Universalismus statt Identitätspolitk vs. Naturwissenschaft

Foto: Johann Gottlieb Becker (1768), gemeinfrei

Lösen lässt sich das Dilemma laut dem israelischen Philosophen Omri Boehm für die unter die Räder der Ränder kommende liberale Mitte mit einem radikalen Universalismus. Er könne, so Boehm in seinem neuesten Buch „Radikaler Universalismus. Jenseits von Identität“ etwas allgemeines verteidigen, etwas allgemein Menschliches was uns alle vereint und nicht trennt. Nur was oder wer soll einen solchen universalen Gültigkeitsnimbus begründen? 
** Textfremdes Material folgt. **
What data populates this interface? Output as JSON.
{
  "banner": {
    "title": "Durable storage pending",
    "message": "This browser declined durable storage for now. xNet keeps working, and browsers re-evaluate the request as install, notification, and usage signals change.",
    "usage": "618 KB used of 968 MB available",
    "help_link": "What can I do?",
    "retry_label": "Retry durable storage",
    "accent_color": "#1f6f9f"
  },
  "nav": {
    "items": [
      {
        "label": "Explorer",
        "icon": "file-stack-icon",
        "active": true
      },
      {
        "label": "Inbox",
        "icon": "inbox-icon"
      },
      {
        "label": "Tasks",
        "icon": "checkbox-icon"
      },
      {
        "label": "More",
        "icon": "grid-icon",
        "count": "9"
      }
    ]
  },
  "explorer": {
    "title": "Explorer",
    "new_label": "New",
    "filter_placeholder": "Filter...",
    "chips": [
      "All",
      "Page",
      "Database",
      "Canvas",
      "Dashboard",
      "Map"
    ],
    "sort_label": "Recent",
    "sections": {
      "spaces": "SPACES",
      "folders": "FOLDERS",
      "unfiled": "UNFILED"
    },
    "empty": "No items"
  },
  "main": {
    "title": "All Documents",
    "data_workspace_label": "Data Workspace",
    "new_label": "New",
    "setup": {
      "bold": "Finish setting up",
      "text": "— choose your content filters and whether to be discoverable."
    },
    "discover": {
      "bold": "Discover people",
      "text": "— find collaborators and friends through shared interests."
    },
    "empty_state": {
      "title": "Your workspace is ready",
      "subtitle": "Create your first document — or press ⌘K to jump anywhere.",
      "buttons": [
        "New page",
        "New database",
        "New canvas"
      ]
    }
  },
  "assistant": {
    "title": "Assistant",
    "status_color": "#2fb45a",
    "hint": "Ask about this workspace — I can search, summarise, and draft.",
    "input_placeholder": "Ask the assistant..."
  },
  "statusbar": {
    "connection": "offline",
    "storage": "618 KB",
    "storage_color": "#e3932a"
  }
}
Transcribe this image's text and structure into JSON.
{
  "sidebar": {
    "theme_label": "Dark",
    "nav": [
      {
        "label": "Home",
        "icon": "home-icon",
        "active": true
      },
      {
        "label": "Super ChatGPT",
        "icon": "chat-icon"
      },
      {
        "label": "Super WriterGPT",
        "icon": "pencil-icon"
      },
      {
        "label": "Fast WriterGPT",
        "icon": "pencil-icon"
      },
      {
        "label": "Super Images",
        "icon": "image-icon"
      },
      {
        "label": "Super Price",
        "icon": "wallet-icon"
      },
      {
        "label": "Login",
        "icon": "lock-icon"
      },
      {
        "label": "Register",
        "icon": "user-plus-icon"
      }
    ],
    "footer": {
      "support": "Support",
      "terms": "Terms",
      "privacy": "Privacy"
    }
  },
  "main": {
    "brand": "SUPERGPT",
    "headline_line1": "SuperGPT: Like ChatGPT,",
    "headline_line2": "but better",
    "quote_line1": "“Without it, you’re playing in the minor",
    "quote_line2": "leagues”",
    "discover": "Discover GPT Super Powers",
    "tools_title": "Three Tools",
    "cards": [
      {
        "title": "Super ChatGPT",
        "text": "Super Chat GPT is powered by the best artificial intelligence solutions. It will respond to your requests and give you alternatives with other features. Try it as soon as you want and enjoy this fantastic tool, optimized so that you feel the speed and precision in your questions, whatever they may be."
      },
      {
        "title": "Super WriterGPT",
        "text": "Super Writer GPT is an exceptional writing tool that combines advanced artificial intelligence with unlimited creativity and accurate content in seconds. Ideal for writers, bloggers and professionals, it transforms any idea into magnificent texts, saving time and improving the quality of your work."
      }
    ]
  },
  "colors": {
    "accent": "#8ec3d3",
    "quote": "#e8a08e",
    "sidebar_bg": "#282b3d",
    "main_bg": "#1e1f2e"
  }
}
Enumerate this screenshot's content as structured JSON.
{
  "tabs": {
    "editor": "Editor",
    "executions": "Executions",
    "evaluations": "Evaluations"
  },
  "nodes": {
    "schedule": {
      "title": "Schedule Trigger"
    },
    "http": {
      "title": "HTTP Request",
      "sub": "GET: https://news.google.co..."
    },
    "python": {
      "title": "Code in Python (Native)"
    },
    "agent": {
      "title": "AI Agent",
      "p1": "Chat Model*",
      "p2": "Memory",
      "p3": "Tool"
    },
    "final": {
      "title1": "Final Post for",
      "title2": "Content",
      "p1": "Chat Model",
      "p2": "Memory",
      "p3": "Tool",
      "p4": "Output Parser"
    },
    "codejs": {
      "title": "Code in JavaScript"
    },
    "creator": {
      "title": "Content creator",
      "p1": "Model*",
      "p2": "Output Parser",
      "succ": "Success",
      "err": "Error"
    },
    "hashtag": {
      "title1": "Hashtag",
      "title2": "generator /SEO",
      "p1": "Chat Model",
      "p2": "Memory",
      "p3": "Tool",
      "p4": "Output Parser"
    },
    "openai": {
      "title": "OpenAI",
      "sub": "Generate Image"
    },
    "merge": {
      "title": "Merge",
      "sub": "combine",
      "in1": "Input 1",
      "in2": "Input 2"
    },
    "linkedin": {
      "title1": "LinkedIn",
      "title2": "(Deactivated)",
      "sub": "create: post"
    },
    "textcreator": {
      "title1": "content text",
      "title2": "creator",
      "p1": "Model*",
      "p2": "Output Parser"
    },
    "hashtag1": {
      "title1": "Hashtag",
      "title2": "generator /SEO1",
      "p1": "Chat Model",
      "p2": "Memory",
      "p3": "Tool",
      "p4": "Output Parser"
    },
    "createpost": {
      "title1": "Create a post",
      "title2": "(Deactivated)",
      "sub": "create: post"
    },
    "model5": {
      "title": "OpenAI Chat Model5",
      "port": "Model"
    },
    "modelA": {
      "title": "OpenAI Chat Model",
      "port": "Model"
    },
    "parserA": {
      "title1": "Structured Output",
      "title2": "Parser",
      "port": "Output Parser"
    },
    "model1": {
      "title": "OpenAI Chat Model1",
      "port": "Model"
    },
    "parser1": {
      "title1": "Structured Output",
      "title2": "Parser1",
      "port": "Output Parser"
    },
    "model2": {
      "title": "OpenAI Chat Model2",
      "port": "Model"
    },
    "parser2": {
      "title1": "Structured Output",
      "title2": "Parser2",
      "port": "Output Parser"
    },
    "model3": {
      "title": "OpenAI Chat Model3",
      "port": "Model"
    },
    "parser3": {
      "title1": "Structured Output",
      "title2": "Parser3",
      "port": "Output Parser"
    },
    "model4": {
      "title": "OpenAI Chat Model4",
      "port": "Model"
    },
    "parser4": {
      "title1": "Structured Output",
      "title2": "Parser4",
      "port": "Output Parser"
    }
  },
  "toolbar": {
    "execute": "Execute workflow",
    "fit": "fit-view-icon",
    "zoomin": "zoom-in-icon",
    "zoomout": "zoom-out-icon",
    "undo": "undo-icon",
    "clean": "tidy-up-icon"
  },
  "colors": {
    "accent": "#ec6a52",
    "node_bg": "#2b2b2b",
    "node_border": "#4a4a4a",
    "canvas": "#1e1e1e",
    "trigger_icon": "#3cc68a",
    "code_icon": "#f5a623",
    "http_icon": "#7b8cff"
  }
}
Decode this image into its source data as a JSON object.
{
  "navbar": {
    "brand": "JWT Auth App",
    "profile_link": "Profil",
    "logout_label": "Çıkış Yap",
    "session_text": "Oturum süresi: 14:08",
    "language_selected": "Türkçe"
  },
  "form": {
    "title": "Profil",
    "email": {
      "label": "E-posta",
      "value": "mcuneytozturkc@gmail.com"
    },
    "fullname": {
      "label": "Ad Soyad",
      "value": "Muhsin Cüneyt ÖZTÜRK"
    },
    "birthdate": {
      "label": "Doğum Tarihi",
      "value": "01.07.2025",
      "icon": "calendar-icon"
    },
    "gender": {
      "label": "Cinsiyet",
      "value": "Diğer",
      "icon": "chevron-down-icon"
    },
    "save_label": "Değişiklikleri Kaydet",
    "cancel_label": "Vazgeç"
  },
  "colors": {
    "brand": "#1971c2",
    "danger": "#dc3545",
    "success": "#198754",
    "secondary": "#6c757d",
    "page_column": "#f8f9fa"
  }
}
Gott scheidet mittlerweile aus, ist also keine hinreichende Begründung und was bleibt da noch übrig? {...}

Eine Krux ist das.

Metaphysik als Higgs-Teilchen im universellen Geflecht aus Vernunft und Werten?

Erst wenn wir den humanistischen Appell der biblischen Propheten und Immanuel Kants wirklich verstünden, können wir Ungerechtigkeit kompromisslos bekämpfen – im Namen des radikalen Universalismus, nicht in dem der Identität. So jedenfalls schreibt es der Klappentext Boehms Idee zu. Er selbst sagt dazu:

Unter zwei Bedingungen: Erstens, dass wir den Begriff der Vernunft beibehalten. Dass wir also sagen, es muss alles rational nachvollziehbar sein und dass wir nicht auf Religion rekorieren, um das zu begründen. Und auch nicht auf die Naturwissenschaft. {...}  Wir sprechen hier nicht über Tatsachen, sondern über Werte und genau das ist auch der Ansatzpunkt.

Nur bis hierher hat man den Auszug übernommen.